Rano zostałem brutalnie obudzony przez budzik. Popatrzyłem w kąt pokoju, gdzie stał zawsze jasny fotel, a tam kto? Nauczyciel... ja w samej prześwitującej bieliźnie do góry dupą, a on się patrzy. Zaczerwieniony od razu zakryłem się kołdrą.
- Dzień dobry - przywitał się z uśmiechem, wstał i wyłączył irytujący budzik.
- Dzień dobry proszę pana.
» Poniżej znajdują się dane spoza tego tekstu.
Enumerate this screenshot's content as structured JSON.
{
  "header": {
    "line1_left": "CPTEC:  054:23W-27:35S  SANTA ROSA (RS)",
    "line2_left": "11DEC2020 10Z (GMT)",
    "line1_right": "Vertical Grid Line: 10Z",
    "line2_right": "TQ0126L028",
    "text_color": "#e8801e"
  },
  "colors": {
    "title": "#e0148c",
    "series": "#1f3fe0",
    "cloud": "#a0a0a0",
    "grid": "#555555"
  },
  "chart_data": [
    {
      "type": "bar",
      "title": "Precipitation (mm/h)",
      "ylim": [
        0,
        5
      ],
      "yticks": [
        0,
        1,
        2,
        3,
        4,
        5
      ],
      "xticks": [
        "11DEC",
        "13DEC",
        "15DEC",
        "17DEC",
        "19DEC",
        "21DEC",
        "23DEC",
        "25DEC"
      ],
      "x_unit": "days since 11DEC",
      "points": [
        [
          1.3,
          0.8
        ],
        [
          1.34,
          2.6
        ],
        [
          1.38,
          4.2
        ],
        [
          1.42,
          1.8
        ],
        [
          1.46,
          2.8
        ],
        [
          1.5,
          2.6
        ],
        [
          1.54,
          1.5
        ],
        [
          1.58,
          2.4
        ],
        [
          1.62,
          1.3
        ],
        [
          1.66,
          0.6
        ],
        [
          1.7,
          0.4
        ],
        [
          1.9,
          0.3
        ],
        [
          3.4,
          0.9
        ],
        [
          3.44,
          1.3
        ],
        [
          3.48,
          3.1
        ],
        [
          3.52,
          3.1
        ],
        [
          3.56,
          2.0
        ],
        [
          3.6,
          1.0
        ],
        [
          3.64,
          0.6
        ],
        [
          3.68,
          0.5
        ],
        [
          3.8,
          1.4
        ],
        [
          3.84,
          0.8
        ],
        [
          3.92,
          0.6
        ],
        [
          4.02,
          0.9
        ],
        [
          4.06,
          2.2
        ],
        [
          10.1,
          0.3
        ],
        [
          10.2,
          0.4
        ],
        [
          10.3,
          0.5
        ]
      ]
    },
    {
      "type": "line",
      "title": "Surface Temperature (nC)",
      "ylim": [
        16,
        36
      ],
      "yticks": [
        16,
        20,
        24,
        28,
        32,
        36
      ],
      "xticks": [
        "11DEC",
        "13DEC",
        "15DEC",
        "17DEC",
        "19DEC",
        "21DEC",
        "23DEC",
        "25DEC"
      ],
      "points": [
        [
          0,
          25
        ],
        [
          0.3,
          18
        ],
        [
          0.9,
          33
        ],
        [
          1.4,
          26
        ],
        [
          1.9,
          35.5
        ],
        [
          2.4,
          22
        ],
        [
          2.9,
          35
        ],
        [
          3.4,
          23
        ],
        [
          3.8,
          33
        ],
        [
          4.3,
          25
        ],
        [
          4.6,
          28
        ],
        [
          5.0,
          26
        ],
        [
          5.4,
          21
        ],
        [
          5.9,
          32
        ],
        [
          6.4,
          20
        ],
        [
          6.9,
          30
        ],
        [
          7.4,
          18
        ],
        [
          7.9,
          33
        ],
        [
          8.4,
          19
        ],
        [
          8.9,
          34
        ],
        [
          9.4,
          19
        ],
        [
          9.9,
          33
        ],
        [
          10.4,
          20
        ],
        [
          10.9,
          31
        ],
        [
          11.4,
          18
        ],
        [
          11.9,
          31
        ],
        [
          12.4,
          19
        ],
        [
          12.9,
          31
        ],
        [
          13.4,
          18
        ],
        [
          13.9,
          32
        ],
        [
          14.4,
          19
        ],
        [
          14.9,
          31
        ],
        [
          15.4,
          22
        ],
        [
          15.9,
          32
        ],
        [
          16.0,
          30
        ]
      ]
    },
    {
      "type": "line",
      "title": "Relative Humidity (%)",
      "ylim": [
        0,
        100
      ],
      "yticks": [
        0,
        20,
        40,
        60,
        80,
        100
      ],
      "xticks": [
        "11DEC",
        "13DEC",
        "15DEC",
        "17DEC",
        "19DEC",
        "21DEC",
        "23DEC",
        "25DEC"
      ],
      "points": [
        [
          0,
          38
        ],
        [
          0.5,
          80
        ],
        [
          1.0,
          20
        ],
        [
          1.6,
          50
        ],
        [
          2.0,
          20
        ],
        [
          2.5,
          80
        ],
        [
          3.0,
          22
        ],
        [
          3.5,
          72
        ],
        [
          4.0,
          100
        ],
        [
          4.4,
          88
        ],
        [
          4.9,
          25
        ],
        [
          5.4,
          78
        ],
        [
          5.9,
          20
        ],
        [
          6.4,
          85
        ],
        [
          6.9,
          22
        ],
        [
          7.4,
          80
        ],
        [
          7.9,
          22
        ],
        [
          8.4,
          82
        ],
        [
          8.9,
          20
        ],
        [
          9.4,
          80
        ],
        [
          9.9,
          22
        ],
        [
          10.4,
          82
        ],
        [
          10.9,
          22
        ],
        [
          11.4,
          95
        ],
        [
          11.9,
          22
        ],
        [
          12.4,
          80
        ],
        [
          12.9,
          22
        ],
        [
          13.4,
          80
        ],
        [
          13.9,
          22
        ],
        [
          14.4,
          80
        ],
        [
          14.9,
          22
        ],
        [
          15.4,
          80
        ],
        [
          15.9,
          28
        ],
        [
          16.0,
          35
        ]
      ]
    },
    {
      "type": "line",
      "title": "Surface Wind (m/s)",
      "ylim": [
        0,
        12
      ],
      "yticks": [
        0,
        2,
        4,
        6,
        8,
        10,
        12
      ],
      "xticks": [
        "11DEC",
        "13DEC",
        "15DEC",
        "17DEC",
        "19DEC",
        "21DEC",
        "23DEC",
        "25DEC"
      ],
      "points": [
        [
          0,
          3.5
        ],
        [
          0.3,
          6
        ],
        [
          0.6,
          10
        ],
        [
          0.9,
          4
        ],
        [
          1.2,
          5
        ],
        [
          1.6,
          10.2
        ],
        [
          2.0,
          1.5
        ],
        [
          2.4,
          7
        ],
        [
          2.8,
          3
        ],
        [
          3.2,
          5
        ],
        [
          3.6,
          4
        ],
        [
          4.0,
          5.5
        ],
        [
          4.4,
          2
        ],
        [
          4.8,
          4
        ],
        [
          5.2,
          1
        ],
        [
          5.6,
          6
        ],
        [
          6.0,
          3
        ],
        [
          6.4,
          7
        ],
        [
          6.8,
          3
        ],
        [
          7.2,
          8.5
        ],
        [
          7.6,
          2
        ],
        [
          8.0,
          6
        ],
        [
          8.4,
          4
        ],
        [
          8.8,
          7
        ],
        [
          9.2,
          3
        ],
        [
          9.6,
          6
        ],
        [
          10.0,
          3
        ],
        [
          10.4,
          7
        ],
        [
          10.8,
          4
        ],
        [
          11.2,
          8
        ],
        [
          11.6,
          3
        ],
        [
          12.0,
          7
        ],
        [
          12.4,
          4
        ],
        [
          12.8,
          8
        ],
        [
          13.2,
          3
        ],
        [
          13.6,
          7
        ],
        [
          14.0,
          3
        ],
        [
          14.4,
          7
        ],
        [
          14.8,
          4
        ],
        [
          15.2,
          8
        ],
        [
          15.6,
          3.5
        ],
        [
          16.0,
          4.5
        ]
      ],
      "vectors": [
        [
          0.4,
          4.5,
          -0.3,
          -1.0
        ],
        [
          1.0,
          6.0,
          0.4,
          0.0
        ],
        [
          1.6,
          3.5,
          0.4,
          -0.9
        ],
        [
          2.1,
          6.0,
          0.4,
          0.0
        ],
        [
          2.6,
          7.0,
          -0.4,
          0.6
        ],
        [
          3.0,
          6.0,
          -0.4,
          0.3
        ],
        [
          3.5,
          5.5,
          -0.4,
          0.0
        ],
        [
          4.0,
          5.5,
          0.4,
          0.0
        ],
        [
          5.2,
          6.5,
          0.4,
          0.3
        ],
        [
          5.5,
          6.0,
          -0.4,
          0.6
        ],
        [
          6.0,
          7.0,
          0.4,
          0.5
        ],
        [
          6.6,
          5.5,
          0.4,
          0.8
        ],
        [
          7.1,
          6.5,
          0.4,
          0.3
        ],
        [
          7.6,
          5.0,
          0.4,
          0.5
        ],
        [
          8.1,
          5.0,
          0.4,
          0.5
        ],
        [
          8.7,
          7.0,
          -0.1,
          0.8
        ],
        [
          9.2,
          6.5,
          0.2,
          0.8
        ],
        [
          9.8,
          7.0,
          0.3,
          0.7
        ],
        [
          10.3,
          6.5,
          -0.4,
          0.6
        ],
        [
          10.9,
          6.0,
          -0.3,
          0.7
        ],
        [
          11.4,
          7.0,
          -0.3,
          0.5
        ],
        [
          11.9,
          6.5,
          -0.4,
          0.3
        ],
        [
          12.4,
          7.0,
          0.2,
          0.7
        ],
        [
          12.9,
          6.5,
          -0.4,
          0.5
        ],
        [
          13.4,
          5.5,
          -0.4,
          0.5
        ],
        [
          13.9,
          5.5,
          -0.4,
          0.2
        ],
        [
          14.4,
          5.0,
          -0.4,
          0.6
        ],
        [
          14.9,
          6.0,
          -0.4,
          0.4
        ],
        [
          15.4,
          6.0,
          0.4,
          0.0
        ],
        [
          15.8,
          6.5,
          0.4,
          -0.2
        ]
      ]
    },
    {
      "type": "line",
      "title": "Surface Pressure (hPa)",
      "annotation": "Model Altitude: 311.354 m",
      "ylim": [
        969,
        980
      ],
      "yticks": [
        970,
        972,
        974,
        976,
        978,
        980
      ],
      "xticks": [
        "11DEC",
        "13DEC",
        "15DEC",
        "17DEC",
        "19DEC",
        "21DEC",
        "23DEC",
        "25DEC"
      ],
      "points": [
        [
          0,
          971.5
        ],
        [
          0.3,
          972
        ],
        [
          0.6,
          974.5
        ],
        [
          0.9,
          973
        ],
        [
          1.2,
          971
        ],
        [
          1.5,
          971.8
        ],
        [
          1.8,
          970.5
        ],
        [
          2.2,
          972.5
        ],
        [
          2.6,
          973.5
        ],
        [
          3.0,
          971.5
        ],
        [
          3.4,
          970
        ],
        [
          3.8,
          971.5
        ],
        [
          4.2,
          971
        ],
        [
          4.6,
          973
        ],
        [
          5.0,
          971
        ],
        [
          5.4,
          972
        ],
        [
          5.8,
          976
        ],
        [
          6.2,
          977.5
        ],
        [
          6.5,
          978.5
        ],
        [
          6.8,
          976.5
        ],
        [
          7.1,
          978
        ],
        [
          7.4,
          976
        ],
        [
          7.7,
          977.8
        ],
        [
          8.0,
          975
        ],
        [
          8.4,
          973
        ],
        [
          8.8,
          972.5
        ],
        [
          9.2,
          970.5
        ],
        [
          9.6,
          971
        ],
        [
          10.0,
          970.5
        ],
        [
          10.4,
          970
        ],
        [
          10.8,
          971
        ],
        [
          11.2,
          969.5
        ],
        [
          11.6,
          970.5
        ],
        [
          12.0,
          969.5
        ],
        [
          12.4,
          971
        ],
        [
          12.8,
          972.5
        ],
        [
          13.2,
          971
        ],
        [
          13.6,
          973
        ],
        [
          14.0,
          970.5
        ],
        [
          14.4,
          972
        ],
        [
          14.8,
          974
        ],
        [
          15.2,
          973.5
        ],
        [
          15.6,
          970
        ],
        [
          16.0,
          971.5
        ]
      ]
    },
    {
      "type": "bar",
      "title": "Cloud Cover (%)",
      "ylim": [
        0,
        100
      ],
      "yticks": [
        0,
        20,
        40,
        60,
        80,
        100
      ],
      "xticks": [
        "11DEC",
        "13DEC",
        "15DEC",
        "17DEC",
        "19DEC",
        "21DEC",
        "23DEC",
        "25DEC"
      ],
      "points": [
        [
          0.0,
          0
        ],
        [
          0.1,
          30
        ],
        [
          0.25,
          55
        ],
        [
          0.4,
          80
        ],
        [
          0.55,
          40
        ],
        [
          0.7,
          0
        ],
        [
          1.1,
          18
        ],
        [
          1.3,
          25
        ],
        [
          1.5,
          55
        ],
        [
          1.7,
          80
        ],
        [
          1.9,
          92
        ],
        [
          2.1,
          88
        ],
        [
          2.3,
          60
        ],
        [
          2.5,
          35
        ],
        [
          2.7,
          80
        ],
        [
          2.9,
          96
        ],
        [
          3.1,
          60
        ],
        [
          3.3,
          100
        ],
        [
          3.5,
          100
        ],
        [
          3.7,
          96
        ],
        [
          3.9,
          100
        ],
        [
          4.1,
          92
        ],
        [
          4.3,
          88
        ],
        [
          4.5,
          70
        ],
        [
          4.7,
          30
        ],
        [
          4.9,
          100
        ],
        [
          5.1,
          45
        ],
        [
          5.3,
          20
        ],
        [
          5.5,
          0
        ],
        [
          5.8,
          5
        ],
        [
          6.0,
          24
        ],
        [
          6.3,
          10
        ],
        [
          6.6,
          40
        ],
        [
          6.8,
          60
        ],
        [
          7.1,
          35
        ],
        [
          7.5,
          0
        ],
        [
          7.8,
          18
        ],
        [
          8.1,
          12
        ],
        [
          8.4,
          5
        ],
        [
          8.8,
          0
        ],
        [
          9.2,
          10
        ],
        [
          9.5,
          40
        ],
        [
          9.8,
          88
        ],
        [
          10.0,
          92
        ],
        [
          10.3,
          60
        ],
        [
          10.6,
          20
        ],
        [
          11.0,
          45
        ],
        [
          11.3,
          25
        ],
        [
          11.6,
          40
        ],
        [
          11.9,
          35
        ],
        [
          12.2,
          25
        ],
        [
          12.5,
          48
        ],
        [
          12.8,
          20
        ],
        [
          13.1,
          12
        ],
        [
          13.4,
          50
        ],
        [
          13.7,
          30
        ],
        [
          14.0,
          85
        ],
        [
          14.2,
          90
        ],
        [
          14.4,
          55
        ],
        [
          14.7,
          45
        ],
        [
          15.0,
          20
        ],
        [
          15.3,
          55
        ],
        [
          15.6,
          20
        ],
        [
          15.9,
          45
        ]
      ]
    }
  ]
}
Jest pan moim nauczycielem, tak? - zapytałem ciekawy, a następnie ziewnąłem starając się ukryć zawstydzenie.
- Tak, jestem, ale nie mów do mnie per pan. Jestem Jay Park.
- Dobrze hyung - uśmiechnąłem się - Może... mogę się ubrać?
- A no tak... cóż przyzwyczaiłem się do fajnych widoczkow i naprawdę je lubię, ale wiem, że jesteś oczkiem w głowie Namjoona, a z nim zadzierać nie chcę, więc lepiej załóż coś na siebie.
- Jestem? - zapytałem zdziwiony, a on się uśmiechnął.
- Oczywiście. Nie gada o niczym innym tylko Jin, Jin i Jin, i że cię kocha, i że idealny jesteś, i że słodki. Porzygać się wręcz można. Dobra, to ja będę w pokoju na końcu korytarza po prawej, to będzie nasza taka jakby klasa. Pewnie wolałbyś normalną szkołę zdala od twojego oprawcy, ale chyba nie masz wyboru...
- Powiem ci coś, ale nie mów nikomu... - mruknąłem przerywając mu. - Ja... ja powoli zaczynam go lubić, ale proszę nie mów mu, bo źle się to skończy. Znając go wykorzysta to i... i nawet nie chcę myśleć co zrobi.
- Dobrze, obiecuję.
- Na mały paluszek?
- No ok - uśmiechnął sie i wyciągnął małego palca w moją stronę, złapałem go moim i zacisnąłem.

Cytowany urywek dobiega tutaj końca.